STAT 548 PhD Qualifying Papers (2022 - 2023)

Sep 1, 2022 4 min read

Introduction

I am interested in almost all problems in computational biology and genomics. I expect a student to propose novel statistical approaches that can address challenges in data analysis and modelling of high-dimensional, large-volume biological problems. In many cases, I can provide relevant data sets and help students find collaborators to facilitate publications in a biological venue. Feel free to contact me (ypp@stat.ubc.ca).

An expected format for the report

You may organize your report including the following sections.

Problem definition (1 page): Extract mathematical/statistical problems from the paper and organize them. What are the input data? What is the expected output?
Significance (1-2 paragraphs): Why is this an interesting problem? What can be learned by studying this problem? Why is it exciting for you? Author contribution: How did the author(s) find the solution? What was a novel contribution beyond traditional approaches?
Limitations/challenges (1-2 paragraphs): What are the assumptions? Are they realistic? What are the technical limitations that the authors acknowledge or not?
Novel idea/methods (2 pages): Propose your idea and statistical methods. You could interpret the underlying problem in a different formulation. What are related problems/frameworks, but not adopted by the authors?
Results (1-2 pages): Include one figure that sketches your approaches. Show tables and figures that clearly demonstrate your methods.
Discussion (1 page): Briefly discuss what you have learned and what you would achieve if you were to develop this to a full paper. How would you validate your findings in independent studies, including wet-lab experiments?

Available Papers

Romano, Sesia, and Candes, Deep Knockoffs
- Category: variable selection, causal inference
- Idea: Implement the method using torch (R or Python) and test on synthetic data. Test a variety of scoring functions and benchmark for genetics applications. Real-world genetics data will be made available upon request.
Gu, Blaauw, and Welch, Variational Mixtures of ODEs for Inferring Cellular Gene Expression Dynamics
- Category: single-cell genomics, dynamics, variational inference
- Idea: The goal is to understand the method and implementation in detail in a broad context of likelihood-free inference methods. One can compare this paper with relevant methods based on variational inference, such as Ryder et al., Black-box variational inference for stochastic differential equations.

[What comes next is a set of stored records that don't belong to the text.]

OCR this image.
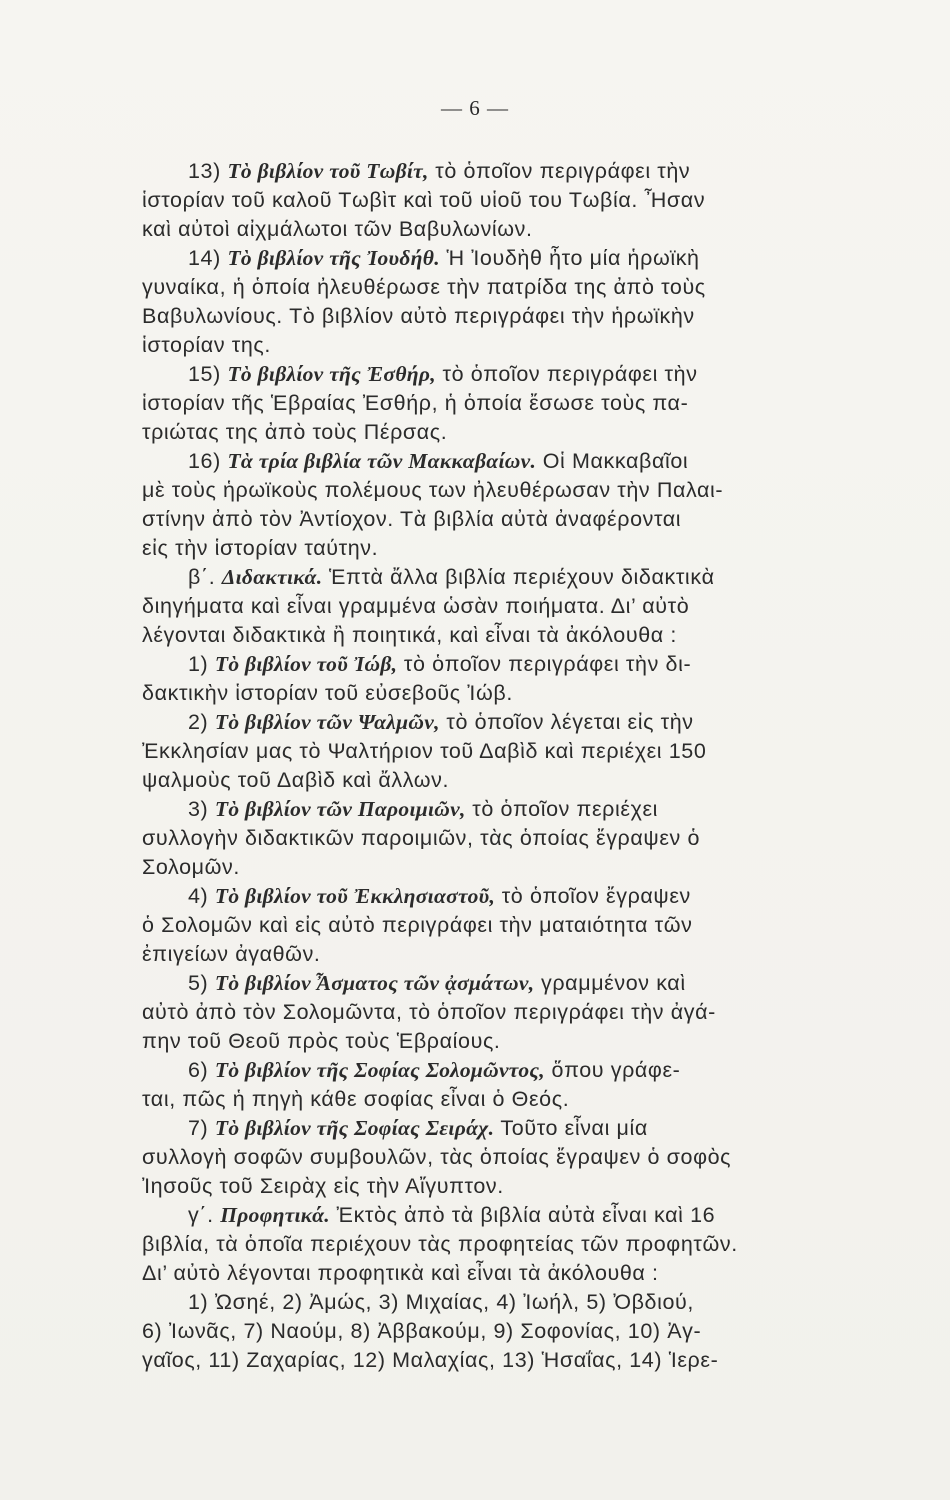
— 6 —
13) Τὸ βιβλίον τοῦ Τωβίτ, τὸ ὁποῖον περιγράφει τὴν
ἱστορίαν τοῦ καλοῦ Τωβὶτ καὶ τοῦ υἱοῦ του Τωβία. Ἦσαν
καὶ αὐτοὶ αἰχμάλωτοι τῶν Βαβυλωνίων.
14) Τὸ βιβλίον τῆς Ἰουδήθ. Ἡ Ἰουδὴθ ἦτο μία ἡρωϊκὴ
γυναίκα, ἡ ὁποία ἠλευθέρωσε τὴν πατρίδα της ἀπὸ τοὺς
Βαβυλωνίους. Τὸ βιβλίον αὐτὸ περιγράφει τὴν ἡρωϊκὴν
ἱστορίαν της.
15) Τὸ βιβλίον τῆς Ἐσθήρ, τὸ ὁποῖον περιγράφει τὴν
ἱστορίαν τῆς Ἑβραίας Ἐσθήρ, ἡ ὁποία ἔσωσε τοὺς πα-
τριώτας της ἀπὸ τοὺς Πέρσας.
16) Τὰ τρία βιβλία τῶν Μακκαβαίων. Οἱ Μακκαβαῖοι
μὲ τοὺς ἡρωϊκοὺς πολέμους των ἠλευθέρωσαν τὴν Παλαι-
στίνην ἀπὸ τὸν Ἀντίοχον. Τὰ βιβλία αὐτὰ ἀναφέρονται
εἰς τὴν ἱστορίαν ταύτην.
β΄. Διδακτικά. Ἑπτὰ ἄλλα βιβλία περιέχουν διδακτικὰ
διηγήματα καὶ εἶναι γραμμένα ὡσὰν ποιήματα. Δι’ αὐτὸ
λέγονται διδακτικὰ ἢ ποιητικά, καὶ εἶναι τὰ ἀκόλουθα :
1) Τὸ βιβλίον τοῦ Ἰώβ, τὸ ὁποῖον περιγράφει τὴν δι-
δακτικὴν ἱστορίαν τοῦ εὐσεβοῦς Ἰώβ.
2) Τὸ βιβλίον τῶν Ψαλμῶν, τὸ ὁποῖον λέγεται εἰς τὴν
Ἐκκλησίαν μας τὸ Ψαλτήριον τοῦ Δαβὶδ καὶ περιέχει 150
ψαλμοὺς τοῦ Δαβὶδ καὶ ἄλλων.
3) Τὸ βιβλίον τῶν Παροιμιῶν, τὸ ὁποῖον περιέχει
συλλογὴν διδακτικῶν παροιμιῶν, τὰς ὁποίας ἔγραψεν ὁ
Σολομῶν.
4) Τὸ βιβλίον τοῦ Ἐκκλησιαστοῦ, τὸ ὁποῖον ἔγραψεν
ὁ Σολομῶν καὶ εἰς αὐτὸ περιγράφει τὴν ματαιότητα τῶν
ἐπιγείων ἀγαθῶν.
5) Τὸ βιβλίον Ἆσματος τῶν ᾀσμάτων, γραμμένον καὶ
αὐτὸ ἀπὸ τὸν Σολομῶντα, τὸ ὁποῖον περιγράφει τὴν ἀγά-
πην τοῦ Θεοῦ πρὸς τοὺς Ἑβραίους.
6) Τὸ βιβλίον τῆς Σοφίας Σολομῶντος, ὅπου γράφε-
ται, πῶς ἡ πηγὴ κάθε σοφίας εἶναι ὁ Θεός.
7) Τὸ βιβλίον τῆς Σοφίας Σειράχ. Τοῦτο εἶναι μία
συλλογὴ σοφῶν συμβουλῶν, τὰς ὁποίας ἔγραψεν ὁ σοφὸς
Ἰησοῦς τοῦ Σειρὰχ εἰς τὴν Αἴγυπτον.
γ΄. Προφητικά. Ἐκτὸς ἀπὸ τὰ βιβλία αὐτὰ εἶναι καὶ 16
βιβλία, τὰ ὁποῖα περιέχουν τὰς προφητείας τῶν προφητῶν.
Δι’ αὐτὸ λέγονται προφητικὰ καὶ εἶναι τὰ ἀκόλουθα :
1) Ὠσηέ, 2) Ἀμώς, 3) Μιχαίας, 4) Ἰωήλ, 5) Ὀβδιού,
6) Ἰωνᾶς, 7) Ναούμ, 8) Ἀββακούμ, 9) Σοφονίας, 10) Ἀγ-
γαῖος, 11) Ζαχαρίας, 12) Μαλαχίας, 13) Ἡσαΐας, 14) Ἱερε-
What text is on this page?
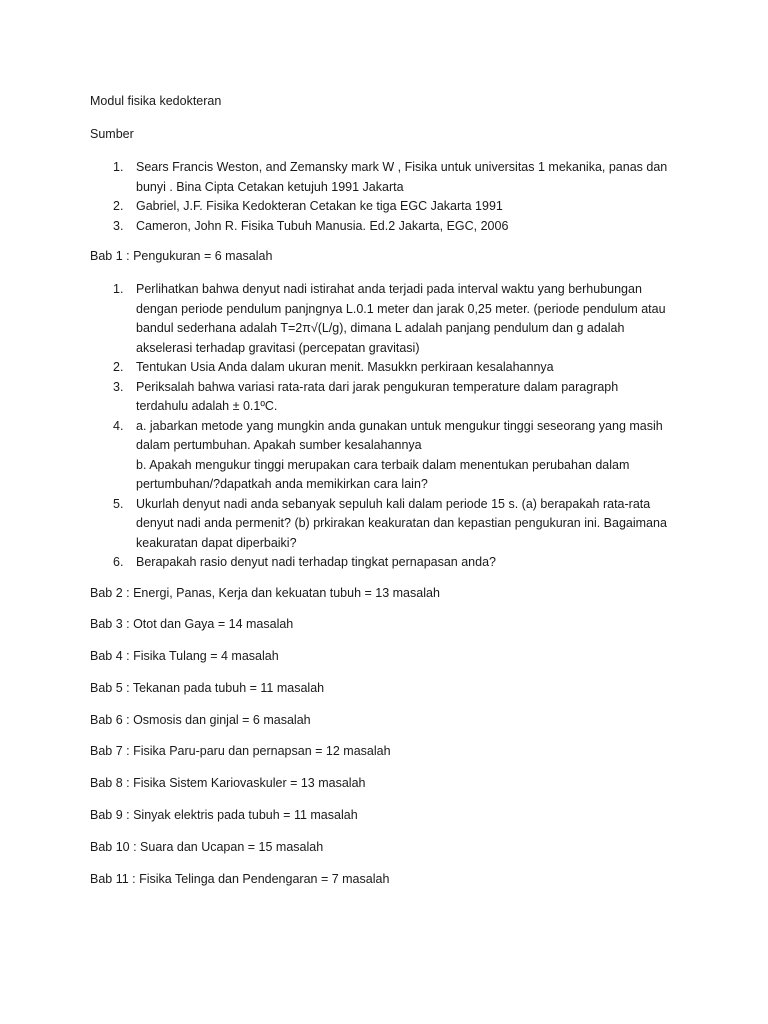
Modul fisika kedokteran

Sumber

1. Sears Francis Weston, and Zemansky mark W , Fisika untuk universitas 1 mekanika, panas dan
bunyi . Bina Cipta Cetakan ketujuh 1991 Jakarta
2. Gabriel, J.F. Fisika Kedokteran Cetakan ke tiga EGC Jakarta 1991
3. Cameron, John R. Fisika Tubuh Manusia. Ed.2 Jakarta, EGC, 2006

Bab 1 : Pengukuran = 6 masalah

1. Perlihatkan bahwa denyut nadi istirahat anda terjadi pada interval waktu yang berhubungan
dengan periode pendulum panjngnya L.0.1 meter dan jarak 0,25 meter. (periode pendulum atau
bandul sederhana adalah T=2π√(L/g), dimana L adalah panjang pendulum dan g adalah
akselerasi terhadap gravitasi (percepatan gravitasi)
2. Tentukan Usia Anda dalam ukuran menit. Masukkn perkiraan kesalahannya
3. Periksalah bahwa variasi rata-rata dari jarak pengukuran temperature dalam paragraph
terdahulu adalah ± 0.1ºC.
4. a. jabarkan metode yang mungkin anda gunakan untuk mengukur tinggi seseorang yang masih
dalam pertumbuhan. Apakah sumber kesalahannya
b. Apakah mengukur tinggi merupakan cara terbaik dalam menentukan perubahan dalam
pertumbuhan/?dapatkah anda memikirkan cara lain?
5. Ukurlah denyut nadi anda sebanyak sepuluh kali dalam periode 15 s. (a) berapakah rata-rata
denyut nadi anda permenit? (b) prkirakan keakuratan dan kepastian pengukuran ini. Bagaimana
keakuratan dapat diperbaiki?
6. Berapakah rasio denyut nadi terhadap tingkat pernapasan anda?

Bab 2 : Energi, Panas, Kerja dan kekuatan tubuh = 13 masalah

Bab 3 : Otot dan Gaya = 14 masalah

Bab 4 : Fisika Tulang = 4 masalah

Bab 5 : Tekanan pada tubuh = 11 masalah

Bab 6 : Osmosis dan ginjal = 6 masalah

Bab 7 : Fisika Paru-paru dan pernapsan = 12 masalah

Bab 8 : Fisika Sistem Kariovaskuler = 13 masalah

Bab 9 : Sinyak elektris pada tubuh = 11 masalah

Bab 10 : Suara dan Ucapan = 15 masalah

Bab 11 : Fisika Telinga dan Pendengaran = 7 masalah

Several review papers are available like this.
Zheng, Aragam, Ravikumar, and Xing, DAGs with NO TEARS: Continuous Optimization for Structure Learning TAKEN
- Category: combinatorial optimization, causal inference
- Idea: Implement the method using torch (R or Python) and test on synthetic data (e.g., linear Gaussian or generalize linear models). The current framework was primarily built on observational data. You are welcomed to extend the approach to a data set with multiple experimental conditions, so that the method can discover causal relationships implicated by the data-generating scheme.
Jung, Kasiviswanathan, Tian, Janzing, Bloebaum, and Bareinboim, On Measuring Causal Contributions via do-interventions
- Category: causal inference
- Idea: The paper takes a theoretical (axiomatic) approach to a causal inference problem. What are the differences between the do-Shapley and other conventional approaches? Several routes can be taken: (1) Understand the framework and methods; revisit the theorem and prove in your own language. (2) One can propose an efficient algorithm to handle a large number of variables in do-Shapely computations.
Hill, Bayesian Nonparametric Modeling for Causal Inference (2012); Louizos et al. Causal Effect Inference with Deep Latent-Variable Models (2017)
- Category: causal inference, Bayesian inference
- Idea: Using counterfactual data modelling/sampling, we can train a model that captures latent representation of confounding factors. Can we combine the idea of a counterfactual model with stochastic variational inference that consumes stochastically-generated minibatch data to update parameters in each epoch? If so, what is optimal sampling strategy to feed in counterfactual data to the inference engine?
Wang, Sarkar, Carbonetto, and Stephens, A simple new approach to variable selection in regression, with application to genetic fine mapping, 2020
- Reference site SuSiE
- Other related papers: Zhu and Stephens, Bayesian large-scale multiple regression with summary statistics from genome-wide association studies (2017). Zou, Carbonetto, Wang, and Stephens, Fine-mapping from summary data with the “Sum of Single Effects” model (2022)
- Category: statistical genetics, summary statistics-based inference.
- Idea: Multiple directions are possible. Extend the idea to summary statistics matrix with more than two columns. Show correspondence with existing polygenic risk prediction methods.